Roughly 15 grassroots organizations attended the screening. Members took turns doling out flyers. Davis described the screening as a solidarity event with Protect Our Loveland, the community organization that battled to put a fracking moratorium question on Loveland’s ballot in November.

One of the topics addressed in the film is the information war that rages around the practice of hydraulic fracturing. Studies and data sets cited by environmentalist are disputed by the oil and gas industry, which commissions its own studies and produces rival data sets. The film places efforts by the drilling industry into a the same category of disinformation that characterized tobacco industry efforts for decades. The point then and now was only to spread doubt.

Minutes after the film wrapped, during a question-and-answer period, Robert Schutzius, who said he was a “member of the oil and gas industry” but who declined to name his employer (likely active local driller Anadarko), took the floor to call into question the assertions made by the film.

“If there were five or six or seven things in this documentary that were left out, why should I believe anything it said?” he asked. He said some of the studies referred to in the movie were inaccurate or at least yet to be confirmed. He called Josh Fox “slanted” in his filmmaking.

Davis responded by directing audience members to information available through the fracktivist website. He said the information on groundwater contamination there, for example, was compiled by state officials. It’s “factual, unrefuted data,” he said and, what’s more, it doesn’t cast the state in a good light. On the contrary, it clearly shows the state failing to protect the environment and the people, he said.

Schutzius and Val Zahourek of Loveland Energy Action Project — an industry-supported campaign headed by former Loveland state Rep. B.J. Nikkel — stood outside the theater passing out “GASLAND DEBUNKED” flyers after the movie.

“As a community we need to know all the facts,” Zahourek said.

“There’s a lot of energy being put into this fight. They want to alarm you and scare you,” Schutzius said. “It’s making people want to lie down in front of bulldozers.”

He and Zahourek agreed that Loveland doesn’t have a lot of natural gas to extract, anyway.

Loveland city council voted against including drilling moratorium language on the ballot last November. A legal battle over that vote continues. Anti-fracking events like the screening in Loveland are a part of growing grassroots resistance to the drilling industry along the Front Range. Residents have recently voted for fracking bans in Longmont, Fort Collins, Lafayette, Broomfield and Boulder. Loveland is less typically progressive than those towns.

Speakers at the event encouraged Loveland residents to take direct political action.

“We all have to be a part of the solution,” said Philip Doe. “I think if anything is happening, it will have to be on a local level.

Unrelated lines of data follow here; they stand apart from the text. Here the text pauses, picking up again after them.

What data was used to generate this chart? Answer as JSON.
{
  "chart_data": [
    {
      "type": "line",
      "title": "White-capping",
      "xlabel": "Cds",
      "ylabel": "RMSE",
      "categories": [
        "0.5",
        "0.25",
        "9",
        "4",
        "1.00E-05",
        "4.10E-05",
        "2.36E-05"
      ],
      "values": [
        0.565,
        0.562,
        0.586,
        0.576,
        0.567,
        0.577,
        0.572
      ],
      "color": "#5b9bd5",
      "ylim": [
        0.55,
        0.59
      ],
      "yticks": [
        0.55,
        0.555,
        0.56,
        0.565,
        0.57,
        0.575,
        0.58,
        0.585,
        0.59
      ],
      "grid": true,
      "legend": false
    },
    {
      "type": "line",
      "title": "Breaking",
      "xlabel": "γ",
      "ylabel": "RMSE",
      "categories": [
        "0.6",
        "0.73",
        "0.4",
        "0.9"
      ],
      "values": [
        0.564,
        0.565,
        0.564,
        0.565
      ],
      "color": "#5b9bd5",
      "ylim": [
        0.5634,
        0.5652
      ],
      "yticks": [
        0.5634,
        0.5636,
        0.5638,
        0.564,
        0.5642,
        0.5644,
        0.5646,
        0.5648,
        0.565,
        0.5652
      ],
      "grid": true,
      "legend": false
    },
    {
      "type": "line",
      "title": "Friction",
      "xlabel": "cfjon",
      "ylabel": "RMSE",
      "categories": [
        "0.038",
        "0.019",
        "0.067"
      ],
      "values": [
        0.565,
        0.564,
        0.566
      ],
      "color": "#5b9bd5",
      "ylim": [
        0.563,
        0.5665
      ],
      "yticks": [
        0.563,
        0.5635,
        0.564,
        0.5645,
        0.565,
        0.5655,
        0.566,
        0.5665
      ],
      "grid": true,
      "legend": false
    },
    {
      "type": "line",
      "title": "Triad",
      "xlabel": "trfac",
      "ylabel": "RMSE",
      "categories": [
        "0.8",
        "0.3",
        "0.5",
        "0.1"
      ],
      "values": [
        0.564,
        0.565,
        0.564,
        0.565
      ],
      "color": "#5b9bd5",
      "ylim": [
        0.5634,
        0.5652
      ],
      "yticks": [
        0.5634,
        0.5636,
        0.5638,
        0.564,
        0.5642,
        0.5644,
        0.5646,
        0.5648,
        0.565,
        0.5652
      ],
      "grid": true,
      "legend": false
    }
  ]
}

“What do you do when your own local elected officials will not listen?” asked one audience member. It’s a concern that repeated on a constant loop last year during debate in Denver over gun-control legislation. By November, two Democratic state senators were recalled from office and a third had stepped down. A handful of rural counties threatened to secede.

If they don’t listen to you, Davis said, “recall them!”